La carta contra el Papa abrió un abismo en la Iglesia norteamericana

Conservadores y reformistas agudizaron sus diferencias y se enfrentan en una lucha de poder

29 de agosto de 2018  

NUEVA YORK.- La explosiva carta que exigió la renuncia de Francisco , por su presunta mano blanda hacia los curas pedófilos, profundizó la grieta en la Iglesia de Estados Unidos , la más poderosa del mundo, y reavivó la oposición al Papa de la rama más fervientemente conservadora y contraria a su reformismo.

La misiva del exnuncio en Washington Carlo Maria Viganò -que acusa a una serie de obispos y al Papa de encubrimiento de los abusos del cardenal Theodore McCarrick, arzobispo emérito de Washington y recientemente obligado a renunciar- desató dos problemas a la vez: cómo debe enfrentar la Iglesia el flagelo de la pedofilia y cómo se resolverá la lucha de poder que comienza a surgir entre las facciones progresista y conservadora.

Los dos bandos ya estaban divididos en su posición hacia Francisco, que según los tradicionalistas es poco menos que un "anticristo" por su tolerancia hacia la diversidad de género y otras cuestiones, como la defensa de los inmigrantes y la crítica al cambio climático.

Viganò "hizo un servicio a los católicos", dijo el abogado Timothy Busch, miembro del grupo al que responde el National Catholic Register, uno de los medios que difundió la carta durante el fin de semana pasado, cuando Francisco todavía se encontraba de gira en Irlanda.

"Creo que Viganò quiere limitar los días de este Papa o al menos neutralizar su voz o sembrar ambigüedad sobre él", dijo, en cambio, el obispo de Newark, Joseph Tobin, que está en el centro del terremoto.

Alimentados por una explosión de blogs de derecha donde reinan las polémicas sobre la homosexualidad en la Iglesia, los católicos conservadores, en línea con la presidencia de Donald Trump, están entre los más feroces opositores a la agenda de Jorge Bergoglio.

En este nuevo contexto conservador emergieron voces a las que desde la designación de Francisco no les prestaban oídos.
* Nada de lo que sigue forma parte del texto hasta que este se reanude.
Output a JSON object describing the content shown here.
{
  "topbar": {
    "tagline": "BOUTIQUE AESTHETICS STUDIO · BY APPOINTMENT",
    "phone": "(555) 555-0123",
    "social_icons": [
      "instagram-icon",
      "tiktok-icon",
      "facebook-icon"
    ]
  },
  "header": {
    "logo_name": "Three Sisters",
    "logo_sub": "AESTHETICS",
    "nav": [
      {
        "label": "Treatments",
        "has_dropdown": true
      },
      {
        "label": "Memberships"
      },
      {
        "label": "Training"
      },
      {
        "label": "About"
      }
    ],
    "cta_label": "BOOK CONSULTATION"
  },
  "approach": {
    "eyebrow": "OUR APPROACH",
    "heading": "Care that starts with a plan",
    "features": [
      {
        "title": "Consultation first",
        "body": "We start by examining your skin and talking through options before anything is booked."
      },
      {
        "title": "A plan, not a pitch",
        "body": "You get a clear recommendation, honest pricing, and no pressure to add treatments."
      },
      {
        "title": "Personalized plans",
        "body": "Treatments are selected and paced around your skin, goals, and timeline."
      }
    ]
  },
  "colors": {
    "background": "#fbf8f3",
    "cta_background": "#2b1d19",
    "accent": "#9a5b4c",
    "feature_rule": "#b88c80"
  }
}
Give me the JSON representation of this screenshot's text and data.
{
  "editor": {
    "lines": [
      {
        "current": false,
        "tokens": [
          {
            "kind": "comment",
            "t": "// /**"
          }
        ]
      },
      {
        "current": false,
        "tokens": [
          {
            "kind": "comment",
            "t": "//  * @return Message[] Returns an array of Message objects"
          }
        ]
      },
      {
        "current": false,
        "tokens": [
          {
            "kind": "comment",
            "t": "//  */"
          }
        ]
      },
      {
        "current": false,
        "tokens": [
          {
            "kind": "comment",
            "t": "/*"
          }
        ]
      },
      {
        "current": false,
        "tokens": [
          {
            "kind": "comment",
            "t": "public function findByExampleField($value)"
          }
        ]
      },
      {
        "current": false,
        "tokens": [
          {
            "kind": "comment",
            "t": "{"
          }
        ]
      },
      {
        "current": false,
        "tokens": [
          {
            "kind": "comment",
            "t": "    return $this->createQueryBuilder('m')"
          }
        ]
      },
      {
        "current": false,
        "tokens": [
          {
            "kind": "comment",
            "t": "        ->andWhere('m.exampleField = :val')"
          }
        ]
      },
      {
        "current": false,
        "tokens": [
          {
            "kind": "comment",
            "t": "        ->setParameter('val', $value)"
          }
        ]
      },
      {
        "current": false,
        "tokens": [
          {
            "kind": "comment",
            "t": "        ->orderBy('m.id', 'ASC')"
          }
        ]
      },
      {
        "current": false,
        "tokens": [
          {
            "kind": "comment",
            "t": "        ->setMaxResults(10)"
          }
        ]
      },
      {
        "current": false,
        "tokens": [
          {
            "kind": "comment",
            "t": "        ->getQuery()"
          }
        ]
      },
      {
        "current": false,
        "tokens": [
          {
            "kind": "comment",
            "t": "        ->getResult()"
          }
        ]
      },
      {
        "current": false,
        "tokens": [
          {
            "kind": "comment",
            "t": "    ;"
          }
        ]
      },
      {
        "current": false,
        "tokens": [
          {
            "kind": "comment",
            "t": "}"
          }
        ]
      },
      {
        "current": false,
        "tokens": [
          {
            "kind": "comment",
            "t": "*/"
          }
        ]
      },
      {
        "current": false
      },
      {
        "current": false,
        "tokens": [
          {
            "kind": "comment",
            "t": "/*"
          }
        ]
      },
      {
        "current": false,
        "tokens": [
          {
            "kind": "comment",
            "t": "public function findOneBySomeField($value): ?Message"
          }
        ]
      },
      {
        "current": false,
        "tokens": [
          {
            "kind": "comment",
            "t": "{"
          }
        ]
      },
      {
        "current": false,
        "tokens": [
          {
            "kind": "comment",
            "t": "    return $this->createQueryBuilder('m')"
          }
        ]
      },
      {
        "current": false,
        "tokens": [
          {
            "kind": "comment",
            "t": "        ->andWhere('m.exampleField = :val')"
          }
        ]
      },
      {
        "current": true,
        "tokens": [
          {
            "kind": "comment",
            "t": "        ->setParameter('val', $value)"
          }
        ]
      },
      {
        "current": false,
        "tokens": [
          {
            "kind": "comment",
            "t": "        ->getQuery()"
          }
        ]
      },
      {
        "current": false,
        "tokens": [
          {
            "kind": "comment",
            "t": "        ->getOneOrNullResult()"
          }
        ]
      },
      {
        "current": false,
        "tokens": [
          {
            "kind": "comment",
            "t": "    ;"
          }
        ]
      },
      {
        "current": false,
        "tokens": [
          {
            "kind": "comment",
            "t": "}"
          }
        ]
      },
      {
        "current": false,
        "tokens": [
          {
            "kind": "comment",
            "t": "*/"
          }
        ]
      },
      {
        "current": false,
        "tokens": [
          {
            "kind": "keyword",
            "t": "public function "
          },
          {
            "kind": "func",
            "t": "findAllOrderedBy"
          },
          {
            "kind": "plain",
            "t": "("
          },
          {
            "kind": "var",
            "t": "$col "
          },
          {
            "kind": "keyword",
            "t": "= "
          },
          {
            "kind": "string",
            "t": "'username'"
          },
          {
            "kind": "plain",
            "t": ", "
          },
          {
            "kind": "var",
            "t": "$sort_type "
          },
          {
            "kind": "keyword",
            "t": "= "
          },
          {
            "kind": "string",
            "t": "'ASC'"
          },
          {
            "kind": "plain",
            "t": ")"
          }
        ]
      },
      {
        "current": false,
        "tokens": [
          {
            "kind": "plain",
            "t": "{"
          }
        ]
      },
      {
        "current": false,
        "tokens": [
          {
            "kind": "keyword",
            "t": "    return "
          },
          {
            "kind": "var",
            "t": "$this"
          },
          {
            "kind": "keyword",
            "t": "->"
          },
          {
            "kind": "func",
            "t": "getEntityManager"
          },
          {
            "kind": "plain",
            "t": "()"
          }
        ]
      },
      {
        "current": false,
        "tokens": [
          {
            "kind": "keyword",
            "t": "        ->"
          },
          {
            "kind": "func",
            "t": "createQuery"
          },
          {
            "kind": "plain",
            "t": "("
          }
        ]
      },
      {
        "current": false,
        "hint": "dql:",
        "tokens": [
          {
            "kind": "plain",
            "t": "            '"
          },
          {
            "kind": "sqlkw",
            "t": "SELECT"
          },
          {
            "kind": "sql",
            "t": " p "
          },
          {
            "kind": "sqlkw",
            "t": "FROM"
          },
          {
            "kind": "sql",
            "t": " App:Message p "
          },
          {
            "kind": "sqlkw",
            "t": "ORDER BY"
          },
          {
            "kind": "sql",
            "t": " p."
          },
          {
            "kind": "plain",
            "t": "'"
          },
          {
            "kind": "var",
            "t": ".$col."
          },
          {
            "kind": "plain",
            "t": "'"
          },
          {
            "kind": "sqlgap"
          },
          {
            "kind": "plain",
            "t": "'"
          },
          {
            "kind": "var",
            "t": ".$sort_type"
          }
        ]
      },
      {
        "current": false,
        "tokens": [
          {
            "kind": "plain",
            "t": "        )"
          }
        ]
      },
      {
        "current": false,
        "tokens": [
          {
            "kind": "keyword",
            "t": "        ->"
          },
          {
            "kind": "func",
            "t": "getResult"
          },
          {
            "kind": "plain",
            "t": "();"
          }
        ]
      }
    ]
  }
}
Entre ellos, los obispos David Kordela, de Tulsa (Oklahoma), y Joseph Strickland, de Tyler (Texas). Ambos predican en el llamado Cinturón de la Biblia, una región donde, en cuestiones de reforma social y tolerancia de género, cierran filas el cristianismo evangélico con el catolicismo cerril.

Blase Cupich, uno de los cardenales acusados en la carta de estar "cegado por su ideología progay", se defendió de la carta rebatiendo la arraigada noción que asocia a los homosexuales con la pedofilia, un vínculo que el bando conservador de la Iglesia señala como una secuencia natural de causa y efecto.

"Es una tesis que no se sostiene, no hay pruebas de que los gays sean más pedófilos que los heterosexuales", dijo Cupich rebatiendo el prejuicio de base de sus colegas.

La figura más cuestionada es el cardenal Donald Wuerl, que según la denuncia conocía, pero miró para otro lado, las sanciones que Benedicto XVI le impuso a McCarrick por sus abusos a seminaristas. El puesto de Wuerl tambalea: el domingo, en una iglesia en Washington cercana a las jerarquías de la arquidiócesis, el párroco cerró la homilía pidiendo su renuncia por los abusos en Pensilvania. Los fieles aplaudieron.